At this stage Titans medical officials are unsure on a return date.

In a further blow to the injury-plagued Titans, he will be joined on the sidelines at Cbus Super Stadium by Joe Greenwood, who was expected to be Proctor’s starting replacement.

Greenwood has failed to overcome a concussion he sustained in last Sunday’s loss to the Warriors, with the club erring on the side of caution – it was his second head knock in a month.

“We decided that he does need a rest and that’s best for him,” Titans coach Neil Henry said of Greenwood.

“He has had a couple of head knocks within a short period so we felt it was best, and so did the medical team, that he has a week off with some modified training.”

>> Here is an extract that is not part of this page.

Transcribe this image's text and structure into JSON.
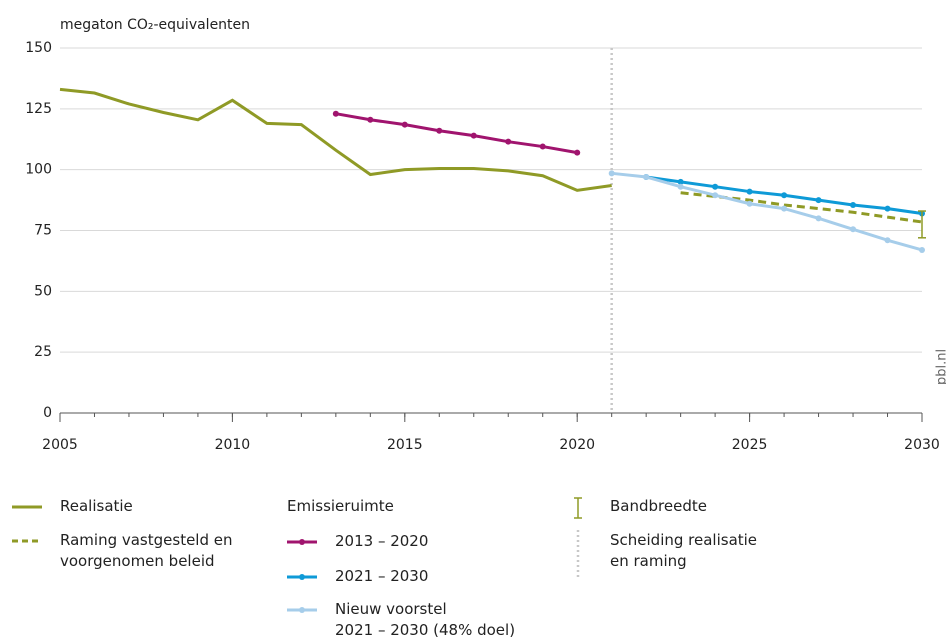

It means Chris Grevsmuhl will be elevated to the starting side just a week after returning to the NRL.

But it will be the loss of Proctor the Titans will feel most.

Already without key players Jarryd Hayne, Nathan Peats and Tyrone Roberts, Proctor has averaged 26 tackles a match this year and has given much-needed stability on the right edge.

After making the finals for the first time in six seasons last year, the Titans have crashed to win just once in five rounds in 2017.

A further defeat on Saturday would leave them having to become the first team since Canterbury in 2013 to recover from a one and five start to make the finals.

They also enter Saturday’s game wary of a Canberra forward pack that will be desperate to take their team to back-to-back wins for the first time this season.

“Some of their forwards are the most dominant forwards in the game and we’re going to have to work up the middle,” Titans captain Ryan James said.

“Even their back rowers are huge and their bench is huge, so we’re going to have to do a good job on them.”

STATS THAT MATTER

* The Titans have won six of their last nine at Robina.

* Canberra are looking to avoid losing four consecutive away matches for the first time since 2014.

* Ash Taylor leads the NRL with most try assists (10) for 2017.